His strategy is also informed by the enormous stakes and specific reality of the Marriott breach — not only is, what he called, a “holy set” of data involved, but the guests are often business travelers tied into Marriott stays by corporate contracts, rewards and other factors. (Why did the bank robber rob the bank? That’s where the money was located.)

Pointner called for better standards on how to handle non-payment — but still extremely valuable — consumer information, like passport numbers and scans of images (which travelers must often use when staying in out-of-country hotels). In other words, businesses need to do more than merely rely on the safeguards and sense of security offered by PCI.

Besides that (and government pressure and fines), consumers can play a role. Pointner noted on Monday that the first consumer class action suits related to the Marriott breach had been filed. The prospect of such large damages could also encourage better security measures. “I think there’s an avenue there,” he said.

Pointner and Webster added that better security on the part of targeted businesses can lower the costs of breaches born by acquirers, payment service providers (PSPs) and others that are part of the larger ecosystem — a world that includes other merchants and businesses, of course.

To put it another way (and to deploy another metaphor from Mother Nature), the ripples of this, and any, attack reach numerous parties — all the merchants, processors and issuers, and even those with no involvement in the original incident.

The Appeal Of Friction

The Marriott breach could serve to boost the profile and appeal of biometric authentication, Pointner said. Specifically, he spoke about liveness detection systems, for which consumers take selfies that are used by authentication companies to make sure that the person requesting a service or transaction is the legitimate person.

When it comes to such authentication requirements, “we live in a different world than it was three years ago,” he said, measuring this by conversion rates. “Users don’t have any issue” with those requirements, in part, because they understand that they won’t have to go through such a process for every service or transaction, but usually only for onboarding.

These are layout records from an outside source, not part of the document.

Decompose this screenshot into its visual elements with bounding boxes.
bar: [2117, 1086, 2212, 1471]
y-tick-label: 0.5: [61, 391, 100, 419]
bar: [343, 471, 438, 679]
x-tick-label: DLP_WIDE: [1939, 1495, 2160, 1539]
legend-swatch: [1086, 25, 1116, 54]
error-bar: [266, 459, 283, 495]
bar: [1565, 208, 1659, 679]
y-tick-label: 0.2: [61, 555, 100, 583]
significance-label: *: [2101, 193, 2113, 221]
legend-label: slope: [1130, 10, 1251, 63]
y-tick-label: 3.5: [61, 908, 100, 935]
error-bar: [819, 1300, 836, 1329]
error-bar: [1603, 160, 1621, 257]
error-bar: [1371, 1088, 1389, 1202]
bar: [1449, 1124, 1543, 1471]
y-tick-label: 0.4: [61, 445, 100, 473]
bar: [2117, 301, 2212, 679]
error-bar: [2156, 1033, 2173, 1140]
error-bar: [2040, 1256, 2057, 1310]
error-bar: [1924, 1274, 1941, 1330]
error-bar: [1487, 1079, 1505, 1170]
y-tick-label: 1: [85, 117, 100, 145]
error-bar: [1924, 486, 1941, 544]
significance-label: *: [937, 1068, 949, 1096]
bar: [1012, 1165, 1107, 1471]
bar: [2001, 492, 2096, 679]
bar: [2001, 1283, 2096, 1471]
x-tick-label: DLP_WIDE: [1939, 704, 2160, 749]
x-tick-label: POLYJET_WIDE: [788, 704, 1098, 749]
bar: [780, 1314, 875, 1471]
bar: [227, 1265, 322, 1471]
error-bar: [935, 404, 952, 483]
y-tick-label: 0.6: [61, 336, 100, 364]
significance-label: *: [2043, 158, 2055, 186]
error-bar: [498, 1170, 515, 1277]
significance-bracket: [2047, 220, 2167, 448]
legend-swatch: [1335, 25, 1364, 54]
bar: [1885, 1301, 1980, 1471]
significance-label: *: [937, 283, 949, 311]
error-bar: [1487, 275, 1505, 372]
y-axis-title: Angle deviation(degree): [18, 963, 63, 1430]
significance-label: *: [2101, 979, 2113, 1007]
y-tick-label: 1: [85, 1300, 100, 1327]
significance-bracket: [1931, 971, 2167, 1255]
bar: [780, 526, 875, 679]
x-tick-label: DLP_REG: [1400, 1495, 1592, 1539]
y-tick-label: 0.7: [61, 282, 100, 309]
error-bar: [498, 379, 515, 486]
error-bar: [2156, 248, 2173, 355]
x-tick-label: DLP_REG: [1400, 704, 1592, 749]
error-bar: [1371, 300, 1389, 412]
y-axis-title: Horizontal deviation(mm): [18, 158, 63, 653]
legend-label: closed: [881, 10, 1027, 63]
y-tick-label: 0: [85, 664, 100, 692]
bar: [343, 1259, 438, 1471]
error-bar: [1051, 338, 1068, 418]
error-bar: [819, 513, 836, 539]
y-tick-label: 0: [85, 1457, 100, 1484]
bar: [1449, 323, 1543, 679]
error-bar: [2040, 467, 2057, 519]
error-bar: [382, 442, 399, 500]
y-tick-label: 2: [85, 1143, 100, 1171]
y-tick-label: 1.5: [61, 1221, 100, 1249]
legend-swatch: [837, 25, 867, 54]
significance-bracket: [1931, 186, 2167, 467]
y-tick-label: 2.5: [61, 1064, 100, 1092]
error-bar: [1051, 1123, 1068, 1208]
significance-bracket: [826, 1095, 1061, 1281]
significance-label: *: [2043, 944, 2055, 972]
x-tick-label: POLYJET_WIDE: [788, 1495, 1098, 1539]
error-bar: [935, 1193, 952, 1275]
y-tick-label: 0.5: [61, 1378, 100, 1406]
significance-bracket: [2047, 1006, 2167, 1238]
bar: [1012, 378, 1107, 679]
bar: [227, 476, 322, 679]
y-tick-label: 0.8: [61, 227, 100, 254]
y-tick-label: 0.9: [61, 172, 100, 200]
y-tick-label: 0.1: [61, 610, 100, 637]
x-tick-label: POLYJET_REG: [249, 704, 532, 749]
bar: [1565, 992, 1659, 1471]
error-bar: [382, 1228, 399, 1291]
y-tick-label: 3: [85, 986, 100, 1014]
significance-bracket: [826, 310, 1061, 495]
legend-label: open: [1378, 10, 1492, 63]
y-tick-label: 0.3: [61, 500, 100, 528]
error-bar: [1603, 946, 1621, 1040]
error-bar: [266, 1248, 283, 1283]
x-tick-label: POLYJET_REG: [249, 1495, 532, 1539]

In other words, friction can be very good if applied smartly.

“Customers appreciate friction because it makes them feel secure,” Webster said.

Pointner responded, “We’ve reached the point in time [where] it’s not more or less friction anymore, if we do it right.”

Maybe that will be one of the enduring legacies of the Marriott breach: the wider recognition that friction is, in fact, a virtue and not a vice in payments, commerce and data security. Until then, it’s a good idea to keep close eyes on accounts and sensitive information, and on business traveler programs.